‘I regret not voting No to the National Assembly for Wales’
THE woman who led the campaign to stop Wales getting full law-making powers says she regrets not voting against setting up the National Assembly in the first place.
Schoolteacher Rachel Banner, who was brought up in Pontypool and Abertillery, was the main face of the True Wales group, which argued in the run-up to a 2011 referendum that the Assembly should not be allowed to pass its own laws.
In a Martin Shipton Meets podcast, she describes herself as part of the “Old Labour” tradition, stating: “As a very young child we used to have political discussions at the dinner table.
“My grandfather was a baker and he’d also worked on the railway. It was quite a working-class background but it was very much interested in improving the lot of working people. So I suppose that’s why I joined the Labour Party at 16.”
Asked what her sense of Wales was, she said: “My grandmother came from a Welsh-speaking family. She understood Welsh and she used to listen to Welsh programmes sometimes. We used to watch Sion a Sian [the Welsh-language version of Mr and Mrs] on the television.

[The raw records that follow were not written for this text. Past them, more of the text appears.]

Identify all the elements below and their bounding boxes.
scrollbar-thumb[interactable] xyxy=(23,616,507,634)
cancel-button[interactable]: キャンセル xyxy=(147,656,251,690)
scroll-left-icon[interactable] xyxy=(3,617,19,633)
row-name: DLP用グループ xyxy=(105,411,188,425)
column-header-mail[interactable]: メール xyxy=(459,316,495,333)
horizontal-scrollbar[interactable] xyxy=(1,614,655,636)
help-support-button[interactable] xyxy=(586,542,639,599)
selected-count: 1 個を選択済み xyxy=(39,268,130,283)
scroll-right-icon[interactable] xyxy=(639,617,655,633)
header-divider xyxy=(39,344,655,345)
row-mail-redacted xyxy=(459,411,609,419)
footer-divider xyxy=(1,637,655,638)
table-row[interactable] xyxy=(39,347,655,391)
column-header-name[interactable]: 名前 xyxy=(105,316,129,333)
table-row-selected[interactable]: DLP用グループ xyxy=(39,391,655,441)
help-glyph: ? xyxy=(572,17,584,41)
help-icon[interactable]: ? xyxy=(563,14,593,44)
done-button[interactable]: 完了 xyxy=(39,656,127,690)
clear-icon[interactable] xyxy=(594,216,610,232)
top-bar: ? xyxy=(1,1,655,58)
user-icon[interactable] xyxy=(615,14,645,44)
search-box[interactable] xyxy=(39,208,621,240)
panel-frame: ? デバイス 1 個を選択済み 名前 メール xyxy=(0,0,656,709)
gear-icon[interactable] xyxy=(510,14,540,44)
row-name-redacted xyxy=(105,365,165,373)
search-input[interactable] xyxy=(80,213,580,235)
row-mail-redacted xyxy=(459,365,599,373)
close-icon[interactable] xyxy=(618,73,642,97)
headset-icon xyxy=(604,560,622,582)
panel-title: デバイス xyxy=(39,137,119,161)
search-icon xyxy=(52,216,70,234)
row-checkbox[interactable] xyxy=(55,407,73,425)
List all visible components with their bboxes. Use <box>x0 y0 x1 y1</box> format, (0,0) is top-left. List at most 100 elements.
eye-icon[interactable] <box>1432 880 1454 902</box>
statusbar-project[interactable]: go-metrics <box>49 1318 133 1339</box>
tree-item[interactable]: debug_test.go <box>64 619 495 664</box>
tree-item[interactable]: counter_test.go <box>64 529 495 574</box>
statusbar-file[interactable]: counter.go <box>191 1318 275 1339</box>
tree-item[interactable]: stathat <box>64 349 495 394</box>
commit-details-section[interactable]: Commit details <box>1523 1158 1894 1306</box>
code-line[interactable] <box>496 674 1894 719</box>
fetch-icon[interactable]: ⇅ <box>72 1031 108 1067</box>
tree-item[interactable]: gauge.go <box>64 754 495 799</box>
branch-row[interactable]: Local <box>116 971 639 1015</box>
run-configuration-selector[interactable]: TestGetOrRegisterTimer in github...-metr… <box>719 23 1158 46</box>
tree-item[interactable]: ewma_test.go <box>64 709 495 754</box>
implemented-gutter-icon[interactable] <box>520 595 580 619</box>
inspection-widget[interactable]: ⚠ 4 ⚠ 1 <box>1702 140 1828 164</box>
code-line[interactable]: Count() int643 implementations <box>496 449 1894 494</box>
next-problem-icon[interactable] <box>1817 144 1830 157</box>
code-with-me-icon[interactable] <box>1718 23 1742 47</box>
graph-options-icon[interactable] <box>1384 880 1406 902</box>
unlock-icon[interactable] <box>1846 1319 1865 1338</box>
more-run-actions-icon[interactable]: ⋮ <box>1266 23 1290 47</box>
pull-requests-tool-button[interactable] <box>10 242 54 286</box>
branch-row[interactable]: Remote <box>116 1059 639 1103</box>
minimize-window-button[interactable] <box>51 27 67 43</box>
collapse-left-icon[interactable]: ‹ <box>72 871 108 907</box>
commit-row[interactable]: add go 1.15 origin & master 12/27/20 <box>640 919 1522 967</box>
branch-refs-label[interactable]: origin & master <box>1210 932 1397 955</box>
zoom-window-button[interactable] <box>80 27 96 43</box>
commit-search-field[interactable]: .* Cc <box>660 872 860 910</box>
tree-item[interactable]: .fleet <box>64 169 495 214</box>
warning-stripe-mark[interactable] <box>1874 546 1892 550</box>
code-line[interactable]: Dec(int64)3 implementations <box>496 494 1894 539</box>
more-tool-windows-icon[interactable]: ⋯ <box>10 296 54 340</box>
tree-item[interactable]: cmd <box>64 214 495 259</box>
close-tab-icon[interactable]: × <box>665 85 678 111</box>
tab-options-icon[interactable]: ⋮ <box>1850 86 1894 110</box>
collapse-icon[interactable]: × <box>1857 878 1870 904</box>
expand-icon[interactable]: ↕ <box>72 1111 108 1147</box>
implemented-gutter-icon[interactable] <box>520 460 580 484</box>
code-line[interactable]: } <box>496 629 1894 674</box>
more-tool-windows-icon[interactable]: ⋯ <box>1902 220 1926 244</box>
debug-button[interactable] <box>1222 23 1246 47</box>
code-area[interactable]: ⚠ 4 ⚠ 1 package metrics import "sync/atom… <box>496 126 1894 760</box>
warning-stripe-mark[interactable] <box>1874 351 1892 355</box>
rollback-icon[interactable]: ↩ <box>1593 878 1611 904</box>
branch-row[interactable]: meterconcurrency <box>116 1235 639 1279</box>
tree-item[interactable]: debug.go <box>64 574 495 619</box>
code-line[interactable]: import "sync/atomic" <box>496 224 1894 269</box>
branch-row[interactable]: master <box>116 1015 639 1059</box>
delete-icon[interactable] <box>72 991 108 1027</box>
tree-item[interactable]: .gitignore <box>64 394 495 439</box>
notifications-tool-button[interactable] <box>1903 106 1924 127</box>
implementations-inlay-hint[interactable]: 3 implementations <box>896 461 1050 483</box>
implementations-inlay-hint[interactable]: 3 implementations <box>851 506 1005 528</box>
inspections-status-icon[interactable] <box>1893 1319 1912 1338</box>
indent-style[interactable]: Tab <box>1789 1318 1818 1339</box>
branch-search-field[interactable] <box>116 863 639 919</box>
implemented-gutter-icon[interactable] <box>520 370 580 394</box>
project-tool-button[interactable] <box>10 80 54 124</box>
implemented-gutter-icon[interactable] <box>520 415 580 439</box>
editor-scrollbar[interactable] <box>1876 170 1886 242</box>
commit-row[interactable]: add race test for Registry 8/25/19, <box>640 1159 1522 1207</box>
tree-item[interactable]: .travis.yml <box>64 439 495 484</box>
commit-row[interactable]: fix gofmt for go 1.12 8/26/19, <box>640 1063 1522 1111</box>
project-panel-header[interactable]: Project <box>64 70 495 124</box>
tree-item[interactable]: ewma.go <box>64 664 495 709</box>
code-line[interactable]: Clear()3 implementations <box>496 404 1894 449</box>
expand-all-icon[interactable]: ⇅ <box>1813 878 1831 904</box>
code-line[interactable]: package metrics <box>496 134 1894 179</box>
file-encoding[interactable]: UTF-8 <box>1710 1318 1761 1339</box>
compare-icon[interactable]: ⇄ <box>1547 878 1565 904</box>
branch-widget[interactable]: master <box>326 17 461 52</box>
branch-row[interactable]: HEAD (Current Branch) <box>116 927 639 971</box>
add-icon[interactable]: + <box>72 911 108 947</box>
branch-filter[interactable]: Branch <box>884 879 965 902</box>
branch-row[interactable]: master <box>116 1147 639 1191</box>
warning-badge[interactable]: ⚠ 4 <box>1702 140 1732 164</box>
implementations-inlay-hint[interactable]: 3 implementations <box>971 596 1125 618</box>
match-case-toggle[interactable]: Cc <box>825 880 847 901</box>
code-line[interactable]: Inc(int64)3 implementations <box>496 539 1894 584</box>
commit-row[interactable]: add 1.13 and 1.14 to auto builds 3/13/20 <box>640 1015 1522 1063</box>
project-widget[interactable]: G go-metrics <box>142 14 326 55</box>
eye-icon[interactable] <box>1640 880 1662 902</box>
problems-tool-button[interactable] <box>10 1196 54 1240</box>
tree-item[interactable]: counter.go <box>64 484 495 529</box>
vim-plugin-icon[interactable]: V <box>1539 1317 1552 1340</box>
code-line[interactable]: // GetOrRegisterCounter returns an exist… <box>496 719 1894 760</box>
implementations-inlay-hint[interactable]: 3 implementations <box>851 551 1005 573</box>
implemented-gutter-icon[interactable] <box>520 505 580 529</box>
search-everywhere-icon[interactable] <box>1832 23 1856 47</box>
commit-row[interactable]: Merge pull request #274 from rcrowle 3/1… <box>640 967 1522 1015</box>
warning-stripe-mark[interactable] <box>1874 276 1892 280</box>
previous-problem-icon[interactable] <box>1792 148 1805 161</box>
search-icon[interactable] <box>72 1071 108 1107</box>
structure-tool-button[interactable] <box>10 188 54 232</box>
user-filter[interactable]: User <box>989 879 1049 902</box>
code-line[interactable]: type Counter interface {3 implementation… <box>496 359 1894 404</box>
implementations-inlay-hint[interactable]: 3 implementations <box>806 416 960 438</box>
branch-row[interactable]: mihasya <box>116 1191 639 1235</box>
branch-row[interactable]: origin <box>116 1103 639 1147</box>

“But she was very anti-nationalist. She’d obviously lived through the war and she knew the damage that nationalism could do. She obviously wasn’t happy with what happened in Germany – Nazism – so she was very suspicious of nationalism.
“She was very proud of her Welshness. She was born on March 1 and was always proud of that. An enduring memory of childhood was seeing daffodils around me on March 1. But she was also suspicious of thinking you’re superior because of your nationality.”
It was put to Ms Banner that in Wales, when choosing which perspective to have on politics, there was a choice between Welsh nationalism and British nationalism, and that British nationalism, which had entailed oppressing people around the world, left many people feeling uncomfortable.
Asked whether she felt attracted to the British Empire, she said: “No, absolutely not. I’ve got no truck with oppressing any other country. A lot of what we did – all the countries in Britain – was atrocious.
“But I don’t think you have to choose between two nationalisms. You can choose to reject all nationalism... and put all your identity somewhere in the background and see the international community as more important than simply nationhood. It shouldn’t just be about nationhood.”
Asked whether she thought Wales should have a national political structure of its own – an Assembly – Ms Banner said: “I think over these 20 years there has been an abject failure to deliver the basic aspects that the political class promised would be delivered in 1997.”
Pressed on whether Wales should have its own democratically elected national institution, she said: “I would say ‘not necessarily’ to that.
“I think Wales is quite diverse as a country. I think it was a mistake to abolish the old county councils. I think we need more local control, more local accountability. We don’t want over-centralisation at Westminster.
“I’d like to see different areas of Wales being given more power to be different from other areas which have different needs.”
Ms Banner said she didn’t think Wales was “a homogenous place”, adding: “There are different needs in north-west Wales, north-east Wales ... That’s not to say we haven’t a national link but we do have different needs and different economies. Within our country we’ve got an agricultural space and we’ve got a city, urban space. I’d like there to be more industry. I think we have different traditions within Wales and those need to be recognised. And I think only local devolution can deliver that.”
She said she was proud of her Welshness – but didn’t see it necessary to tie that to a political body that was failing, and had been for 20 years.
Asked whether she had been around for the 1997 referendum which resulted in the setting up of the Assembly, Ms Banner said: “I was around, yes. It was the only time in my life that I haven’t voted. At the time I felt – because I was in the Labour Party, and a loyal party member – that I didn’t want to vote with the Conservatives. But I had that niggling doubt about nationalism. And I do come from the Bevanite wing of the Labour Party. All of those arguments that he made, with concern about what could happen, I had the same fears and those fears didn’t go away.
“And I felt on the day... I actually struggled to the end of voting. It was getting dark and I thought ‘What am I going to do?’ And I just decided I can’t vote. And I regret it because I wish I’d voted No.
“I feel that what it’s done is driven a wedge between us and the rest of the UK. Devolution has divided us in a really destructive way.
“English news is seen to be English news and Welsh news is seen to be Welsh news. It’s being compartmentalised.
“And I think our problems are so similar that we need to be working together to solve the problems of the NHS, for example. So much money, I think, is wasted on duplication.”